Twenty microliters of stained cells were aliquoted into each well of a 96 well plate for the first-round ligation, which contained the round 1 well barcode oligos and round 1 splint primer. The mixture was gently mixed by pipetting up and down several times. Ligation mix containing 1 μl T4 DNA ligase (400,000 units/ml), 5 μl 10 × T4 ligase buffer, and 14 μl water was added to each well. The ligation reaction was performed in a thermocycler at 37 °C for 30 min. The round one splint primer was then blocked to prevent promiscuous ligation upon pooling the wells by the addition of 2.64 μl of 100 μM blocking primer, 2.5 ul of 10 × ligation buffer, and 4.86 μl water to each well. The plate was then incubated in a thermocycler for 30 min at 37 °C to enable the blocking primer to anneal to the splint. Cells were then pooled and mixed by gentle inversion before 100 μl of T4 DNA ligase (400,000 units/ml) was added to the cell mixture and cells were redistributed into 96 round two ligation reaction plates and incubated at 37 °C for 30 min. Round 2 reactions were blocked with termination solution (3.3 μM blocking primer, 0.36 M EDTA; final concentrations).
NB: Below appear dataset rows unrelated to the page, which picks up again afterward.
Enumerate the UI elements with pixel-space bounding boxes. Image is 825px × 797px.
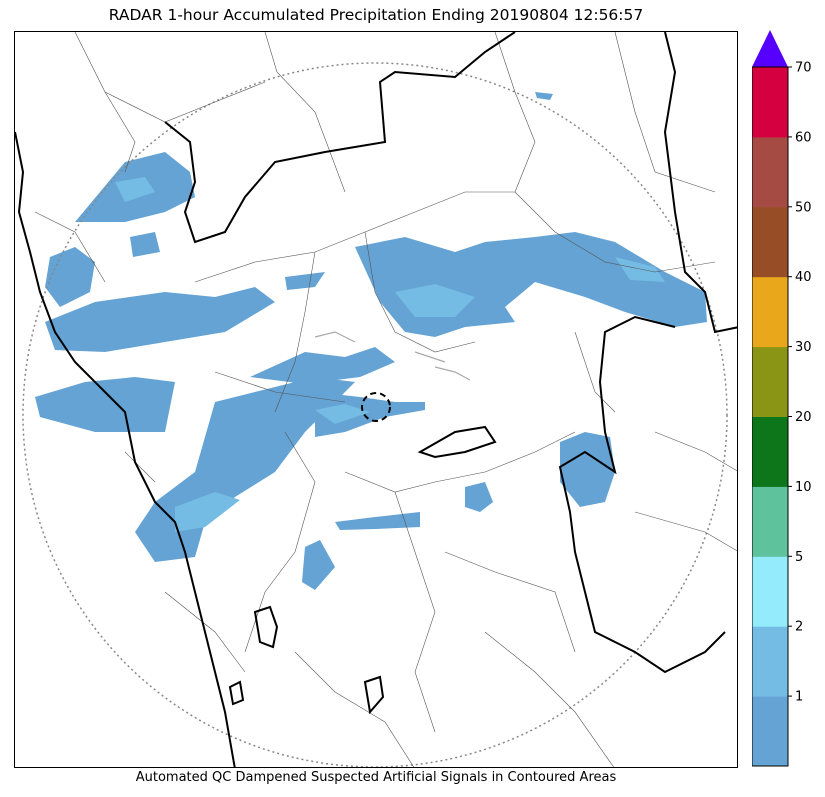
colorbar-tick-label: 5 [795,550,803,565]
precip-cell [35,377,175,432]
border-west [15,131,236,767]
precip-core [175,492,240,532]
qc-contoured-areas [314,331,471,381]
colorbar-tick-label: 2 [795,620,803,635]
precipitation-moderate [115,177,665,532]
district-borders [34,32,737,767]
border-inner [417,425,497,459]
colorbar-tick-label: 1 [795,690,803,705]
precip-cell [560,432,615,507]
precipitation-light [35,92,707,590]
precip-core [395,284,475,317]
colorbar-band [752,276,788,348]
colorbar: 1 2 5 10 20 30 40 50 60 70 [752,30,812,767]
colorbar-band [752,346,788,417]
border-southeast [558,315,726,674]
precip-core [315,404,370,424]
colorbar-band [752,696,788,767]
colorbar-tick-label: 20 [795,410,812,425]
border-enclave [228,680,245,706]
colorbar-tick-label: 50 [795,200,812,215]
colorbar-tick-label: 40 [795,270,812,285]
radar-map [14,31,738,768]
precip-cell [302,540,335,590]
colorbar-tick-label: 30 [795,340,812,355]
precip-cell [250,347,395,384]
radar-range-ring [22,62,728,767]
colorbar-band [752,136,788,208]
precip-cell [315,392,425,437]
precip-cell [335,512,420,530]
colorbar-band [752,416,788,487]
precip-core [115,177,155,202]
border-east [663,32,737,334]
state-borders [15,32,737,767]
precip-core [615,257,665,282]
colorbar-tick-label: 60 [795,130,812,145]
map-title: RADAR 1-hour Accumulated Precipitation E… [108,6,644,24]
border-north [164,32,516,244]
border-enclave [253,605,279,649]
colorbar-extend-triangle [752,30,788,67]
colorbar-tick-label: 10 [795,480,812,495]
colorbar-band [752,626,788,697]
colorbar-band [752,486,788,557]
precip-cell [45,247,95,307]
colorbar-band [752,67,788,138]
border-enclave [363,675,385,715]
precip-cell [285,272,325,290]
radar-site-marker [361,392,391,422]
precip-cell [130,232,160,257]
precip-cell [465,482,493,512]
colorbar-tick-label: 70 [795,61,812,76]
precip-cell [45,287,275,352]
precip-cell [535,92,553,100]
colorbar-band [752,556,788,627]
map-footer-note: Automated QC Dampened Suspected Artifici… [135,770,617,785]
colorbar-band [752,206,788,278]
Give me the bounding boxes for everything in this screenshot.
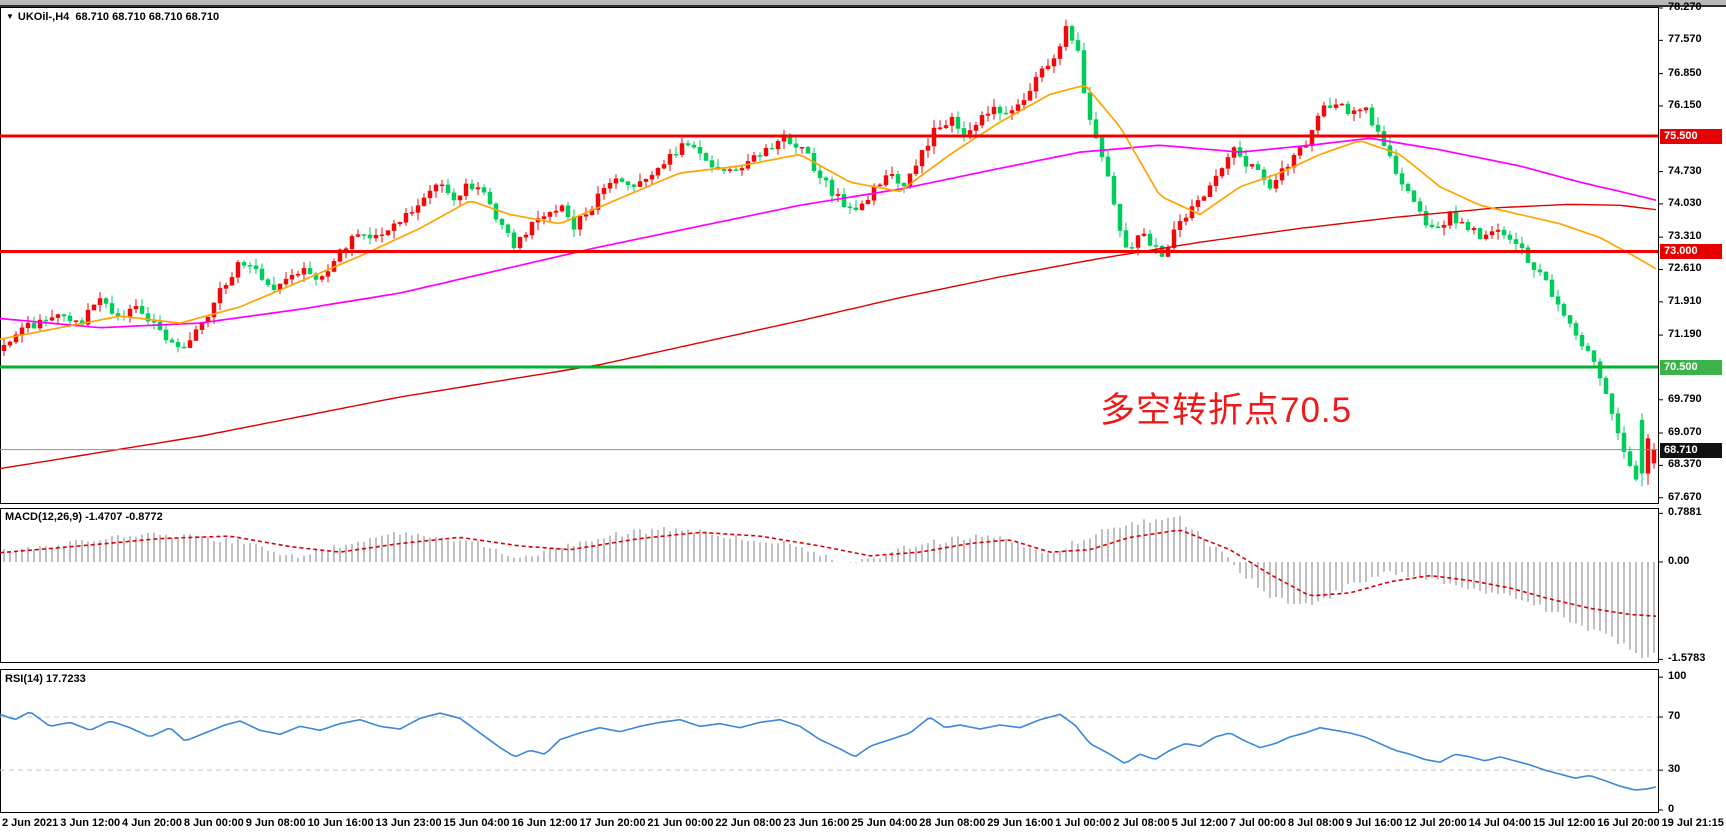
axis-tick-label: 100 xyxy=(1668,670,1687,683)
axis-tick-label: 76.850 xyxy=(1668,66,1702,79)
time-label: 23 Jun 16:00 xyxy=(783,817,850,829)
time-label: 4 Jun 20:00 xyxy=(122,817,182,829)
time-label: 25 Jun 04:00 xyxy=(851,817,918,829)
axis-tick-label: 73.310 xyxy=(1668,230,1702,243)
annotation-text: 多空转折点70.5 xyxy=(1100,391,1353,430)
time-label: 8 Jun 00:00 xyxy=(183,817,244,829)
time-label: 2 Jun 2021 xyxy=(2,817,59,829)
axis-tick-label: 74.030 xyxy=(1668,196,1702,209)
axis-tick-label: 74.730 xyxy=(1668,164,1702,177)
time-label: 8 Jul 08:00 xyxy=(1287,817,1345,829)
time-label: 7 Jul 00:00 xyxy=(1229,817,1287,829)
axis-tick-label: -1.5783 xyxy=(1668,652,1706,665)
rsi-indicator-label: RSI(14) 17.7233 xyxy=(5,673,86,685)
ohlc-values: 68.710 68.710 68.710 68.710 xyxy=(75,11,220,23)
axis-tick-label: 68.370 xyxy=(1668,458,1702,471)
axis-tick-label: 0 xyxy=(1668,803,1675,815)
price-level-badge: 73.000 xyxy=(1660,244,1722,260)
axis-tick-label: 30 xyxy=(1668,763,1681,776)
axis-tick-label: 69.070 xyxy=(1668,426,1702,439)
time-label: 9 Jun 08:00 xyxy=(245,817,306,829)
time-label: 10 Jun 16:00 xyxy=(307,817,374,829)
symbol-info: ▼ UKOil-,H4 68.710 68.710 68.710 68.710 xyxy=(6,11,219,23)
axis-tick-label: 71.190 xyxy=(1668,328,1702,341)
axis-tick-label: 0.7881 xyxy=(1668,506,1702,519)
axis-tick-label: 0.00 xyxy=(1668,555,1690,567)
axis-tick-label: 76.150 xyxy=(1668,98,1702,111)
window-top-border xyxy=(0,0,1726,7)
axis-tick-label: 77.570 xyxy=(1668,33,1702,46)
time-axis[interactable]: 2 Jun 2021 3 Jun 12:00 4 Jun 20:00 8 Jun 00… xyxy=(0,817,1726,829)
axis-tick-label: 67.670 xyxy=(1668,490,1702,503)
axis-tick-label: 70 xyxy=(1668,710,1681,723)
time-label: 21 Jun 00:00 xyxy=(647,817,714,829)
time-label: 5 Jul 12:00 xyxy=(1171,817,1228,829)
price-level-badge: 75.500 xyxy=(1660,128,1722,144)
time-label: 12 Jul 20:00 xyxy=(1404,817,1467,829)
time-label: 19 Jul 21:15 xyxy=(1661,817,1724,829)
time-label: 13 Jun 23:00 xyxy=(375,817,442,829)
axis-tick-label: 71.910 xyxy=(1668,294,1702,307)
time-label: 17 Jun 20:00 xyxy=(579,817,646,829)
time-label: 15 Jun 04:00 xyxy=(443,817,510,829)
time-label: 29 Jun 16:00 xyxy=(987,817,1054,829)
time-label: 14 Jul 04:00 xyxy=(1468,817,1532,829)
time-label: 1 Jul 00:00 xyxy=(1055,817,1112,829)
symbol-timeframe-label: UKOil-,H4 xyxy=(17,11,70,23)
time-label: 16 Jul 20:00 xyxy=(1597,817,1660,829)
axis-tick-label: 78.270 xyxy=(1668,1,1702,13)
axis-tick-label: 69.790 xyxy=(1668,392,1702,405)
time-label: 2 Jul 08:00 xyxy=(1113,817,1170,829)
macd-indicator-label: MACD(12,26,9) -1.4707 -0.8772 xyxy=(5,511,163,523)
time-label: 15 Jul 12:00 xyxy=(1532,817,1596,829)
price-level-badge: 70.500 xyxy=(1660,359,1722,375)
price-level-badge: 68.710 xyxy=(1660,442,1722,458)
axis-tick-label: 72.610 xyxy=(1668,262,1702,275)
time-label: 16 Jun 12:00 xyxy=(511,817,578,829)
time-label: 3 Jun 12:00 xyxy=(60,817,121,829)
time-label: 22 Jun 08:00 xyxy=(715,817,782,829)
time-label: 9 Jul 16:00 xyxy=(1346,817,1403,829)
symbol-dropdown-icon[interactable]: ▼ xyxy=(6,12,14,21)
time-label: 28 Jun 08:00 xyxy=(919,817,986,829)
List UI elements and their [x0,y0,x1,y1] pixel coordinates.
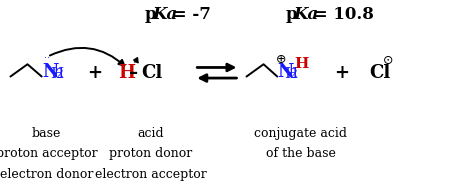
Text: of the base: of the base [266,147,336,160]
Text: proton donor: proton donor [109,147,192,160]
Text: acid: acid [137,127,164,140]
Text: ⊕: ⊕ [276,53,286,66]
Text: proton acceptor: proton acceptor [0,147,97,160]
Text: H: H [294,57,308,71]
Text: electron acceptor: electron acceptor [95,168,207,181]
Text: ⊙: ⊙ [383,54,393,67]
Text: 2: 2 [55,68,63,81]
Text: = -7: = -7 [167,6,211,23]
Text: H: H [50,67,64,81]
Text: Cl: Cl [141,64,163,82]
Text: –: – [129,64,138,82]
Text: base: base [32,127,61,140]
Text: N: N [277,63,293,81]
Text: H: H [118,64,136,82]
Text: p: p [145,6,156,23]
Text: Ka: Ka [153,6,178,23]
Text: p: p [285,6,297,23]
Text: H: H [284,67,298,81]
Text: = 10.8: = 10.8 [308,6,374,23]
Text: conjugate acid: conjugate acid [255,127,347,140]
Text: +: + [334,64,349,82]
Text: Cl: Cl [370,64,391,82]
Text: +: + [87,64,102,82]
Text: ··: ·· [44,53,50,63]
Text: N: N [43,63,59,81]
Text: 2: 2 [289,68,297,81]
Text: Ka: Ka [293,6,319,23]
Text: electron donor: electron donor [0,168,93,181]
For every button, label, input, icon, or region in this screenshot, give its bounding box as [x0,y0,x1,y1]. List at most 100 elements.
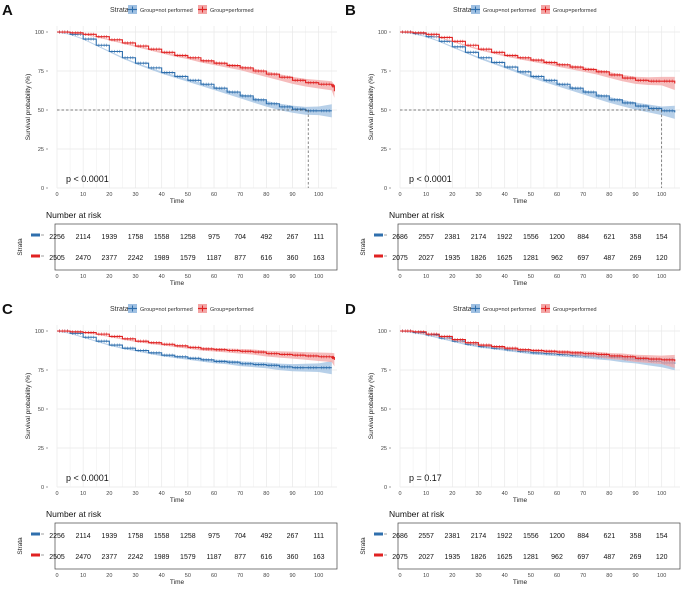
p-value: p < 0.0001 [409,174,452,184]
risk-cell: 492 [261,234,273,241]
legend: Strata Group=not performed Group=performed [453,5,597,14]
risk-x-tick-label: 50 [185,573,191,579]
y-tick-label: 50 [38,108,44,114]
risk-x-tick-label: 10 [423,573,429,579]
risk-cell: 2505 [49,554,65,561]
risk-table-box [397,223,681,271]
risk-row-key [31,532,40,536]
risk-cell: 704 [234,533,246,540]
risk-cell: 1826 [471,554,487,561]
risk-x-tick-label: 10 [80,274,86,280]
risk-x-tick-label: 0 [398,274,401,280]
x-tick-label: 90 [289,491,295,497]
x-tick-label: 50 [185,192,191,198]
risk-cell: 1935 [445,255,461,262]
risk-cell: 2075 [392,554,408,561]
risk-x-title: Time [170,579,185,586]
risk-x-tick-label: 40 [159,573,165,579]
risk-cell: 120 [656,255,668,262]
x-tick-label: 30 [475,192,481,198]
risk-table-box [54,522,338,570]
x-tick-label: 10 [80,491,86,497]
x-tick-label: 100 [657,491,666,497]
risk-cell: 884 [577,533,589,540]
y-tick-label: 25 [381,147,387,153]
risk-x-tick-label: 100 [314,274,323,280]
risk-cell: 360 [287,255,299,262]
x-tick-label: 40 [159,192,165,198]
risk-x-tick-label: 80 [606,274,612,280]
y-tick-label: 100 [378,30,387,36]
risk-cell: 492 [261,533,273,540]
x-tick-label: 10 [423,491,429,497]
x-tick-label: 60 [554,491,560,497]
risk-x-tick-label: 20 [106,274,112,280]
risk-x-tick-label: 60 [211,274,217,280]
y-axis-title: Survival probability (%) [368,74,375,140]
risk-cell: 2027 [418,554,434,561]
confidence-band [400,331,675,368]
risk-x-tick-label: 50 [185,274,191,280]
p-value: p < 0.0001 [66,473,109,483]
risk-cell: 358 [630,234,642,241]
panel-c: C Strata Group=not performed Group=performe… [0,299,343,598]
legend-label: Group=performed [553,307,597,313]
risk-cell: 1556 [523,234,539,241]
risk-cell: 2686 [392,533,408,540]
legend-label: Group=not performed [483,8,536,14]
risk-cell: 2242 [128,554,144,561]
x-tick-label: 100 [314,491,323,497]
risk-row-key [374,254,383,258]
x-axis-title: Time [170,497,185,504]
censor-marks [59,329,335,360]
panel-b: B Strata Group=not performed Group=performe… [343,0,686,299]
x-tick-label: 20 [449,192,455,198]
x-tick-label: 30 [475,491,481,497]
grid [399,325,680,488]
risk-cell: 1579 [180,255,196,262]
x-tick-label: 60 [554,192,560,198]
risk-cell: 2114 [76,533,91,540]
x-tick-label: 70 [237,491,243,497]
legend-title: Strata [453,7,472,14]
x-tick-label: 80 [606,192,612,198]
risk-x-tick-label: 80 [263,274,269,280]
risk-cell: 1922 [497,533,513,540]
survival-curve [57,330,332,369]
risk-cell: 1939 [102,234,118,241]
risk-row-key [374,553,383,557]
x-tick-label: 0 [398,491,401,497]
risk-x-tick-label: 90 [632,274,638,280]
risk-x-tick-label: 0 [398,573,401,579]
risk-cell: 704 [234,234,246,241]
risk-cell: 2505 [49,255,65,262]
risk-cell: 1187 [206,554,221,561]
confidence-band [400,32,675,91]
x-tick-label: 50 [528,192,534,198]
risk-cell: 111 [313,234,324,241]
risk-x-tick-label: 100 [657,274,666,280]
y-tick-label: 25 [38,147,44,153]
y-tick-label: 0 [41,186,44,192]
y-tick-label: 0 [41,485,44,491]
risk-x-tick-label: 80 [263,573,269,579]
risk-row-key [374,233,383,237]
risk-cell: 975 [208,533,220,540]
risk-table-title: Number at risk [46,210,102,220]
y-tick-label: 50 [381,407,387,413]
y-axis-title: Survival probability (%) [25,373,32,439]
risk-x-tick-label: 40 [502,573,508,579]
risk-y-title: Strata [17,537,24,555]
y-axis-title: Survival probability (%) [368,373,375,439]
x-tick-label: 80 [263,192,269,198]
risk-x-tick-label: 70 [580,573,586,579]
x-tick-label: 80 [606,491,612,497]
km-chart-panel-c: C Strata Group=not performed Group=performe… [2,301,338,586]
censor-marks [402,329,673,362]
km-chart-panel-b: B Strata Group=not performed Group=performe… [345,2,681,287]
x-axis-title: Time [513,497,528,504]
y-tick-label: 25 [381,446,387,452]
y-tick-label: 75 [381,368,387,374]
risk-cell: 267 [287,234,299,241]
risk-cell: 2557 [418,533,434,540]
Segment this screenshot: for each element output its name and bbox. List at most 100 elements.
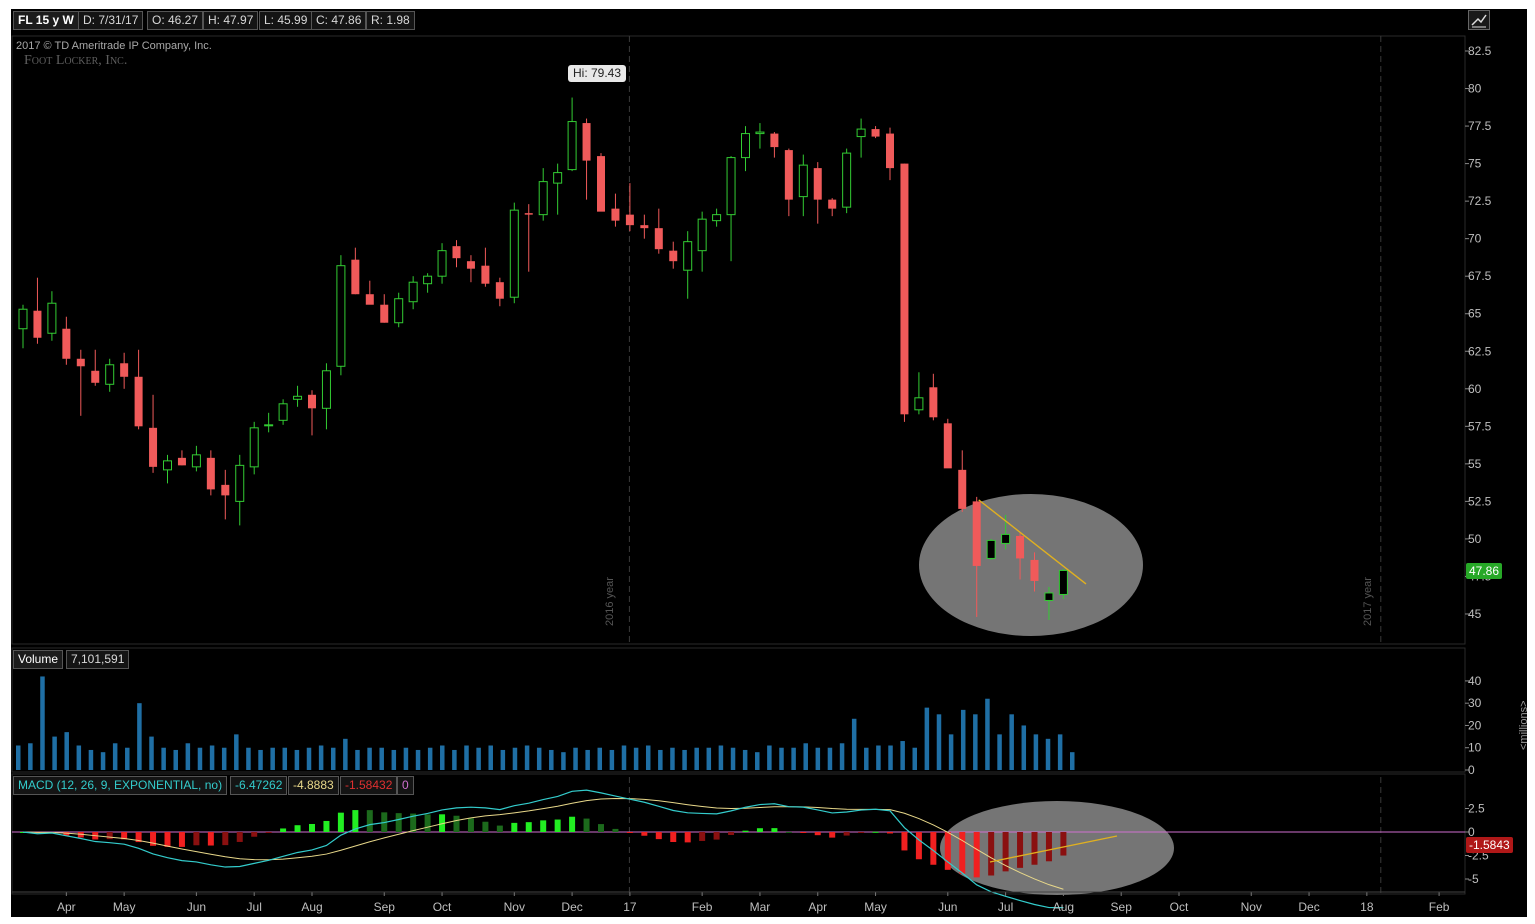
macd-histogram-bar	[280, 828, 287, 832]
time-axis-label: Aug	[1053, 900, 1074, 914]
candle-body	[351, 259, 360, 295]
candle-body	[871, 129, 880, 137]
time-axis-label: Sep	[1111, 900, 1133, 914]
macd-histogram-bar	[540, 820, 547, 832]
macd-histogram-bar	[323, 820, 330, 832]
price-panel	[11, 35, 1466, 645]
price-trendline	[978, 499, 1087, 585]
volume-bar	[524, 745, 530, 770]
volume-bar	[609, 749, 615, 770]
volume-bar	[1045, 738, 1051, 770]
volume-bar	[125, 747, 130, 770]
candle-body	[191, 454, 201, 468]
candle-body	[553, 172, 563, 184]
volume-bar	[294, 749, 300, 770]
candle-body	[813, 168, 822, 200]
volume-bar	[730, 747, 736, 770]
volume-bar	[330, 747, 336, 770]
macd-histogram-bar	[106, 832, 113, 840]
candle-body	[206, 457, 215, 490]
volume-bar	[403, 747, 409, 770]
maximize-icon[interactable]	[1468, 10, 1490, 30]
volume-bar	[912, 747, 918, 770]
candle-body	[336, 265, 346, 367]
candle-body	[755, 131, 765, 135]
candle-body	[408, 281, 418, 303]
volume-value: 7,101,591	[66, 650, 130, 669]
time-axis-label: 17	[623, 900, 637, 914]
macd-histogram-bar	[236, 832, 243, 842]
candle-body	[538, 181, 548, 216]
price-tick-label: 50	[1468, 532, 1482, 546]
macd-histogram-bar	[482, 821, 489, 832]
candle-body	[697, 218, 707, 252]
candle-body	[597, 156, 605, 212]
price-tick-label: 72.5	[1468, 194, 1492, 208]
candle-body	[856, 128, 866, 138]
close-readout: C: 47.86	[311, 11, 367, 30]
macd-label[interactable]: MACD (12, 26, 9, EXPONENTIAL, no)	[13, 776, 228, 795]
macd-zero-value: 0	[397, 776, 414, 795]
volume-bar	[839, 743, 845, 770]
macd-histogram-bar	[1060, 832, 1067, 856]
time-axis-label: Apr	[808, 900, 827, 914]
macd-histogram-bar	[337, 812, 344, 832]
volume-bar	[415, 749, 421, 770]
time-axis-label: Sep	[374, 900, 396, 914]
macd-histogram-bar	[265, 832, 272, 833]
macd-histogram-bar	[641, 832, 648, 836]
macd-histogram-bar	[626, 832, 633, 833]
volume-label[interactable]: Volume	[13, 650, 64, 669]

Cells were pooled after round 2 blocking and counted on a hemocytometer via light microscopy. Cells were diluted to an appropriate final concentration before final round barcoding by PCR. The dilution factor is calculated such that 1 μl of input volume contains enough cells per well such that the total number of cells profiled across all wells does not exceed 2% of the total barcode capacity (to avoid barcode collision doublets). A single round of PCR was performed at 14 cycles. DNA fragments were cleaned up for sequencing through two rounds of bead-based cleanup (at a 0.9 ratio of beads to DNA) according to the manufacturer's protocol (AMPure XP).

Sequencing, demultiplexing, and bioinformatics

Paired end sequencing was set up to sequence 100 bases from the 5’ end and 50 bases from the 3′ end. Samples were sequenced on NextSeq 500/550 and sequences were demultiplexed in Illumina BaseSpace according to the default quality control settings before subsequent processing.

UMI-tools was used to extract well barcodes from the 5’ read and antibody barcodes along with UMIs from the 3′ read. Count matrices are generated using custom python scripts (Suppl. Table 5). Counts are transformed via center-log-ratio transformation where the CLR scores for cell x are defined as

$${\text{CLR}}(x) = \left[ {\frac{{x_{1} }}{g(x)}, \ldots ,\frac{{x_{n} }}{g(x)}} \right]$$

where g is the geometric mean of the protein counts for the cell. Dimension reduction is performed via TSNE on the CLR scores using a PCA initialization.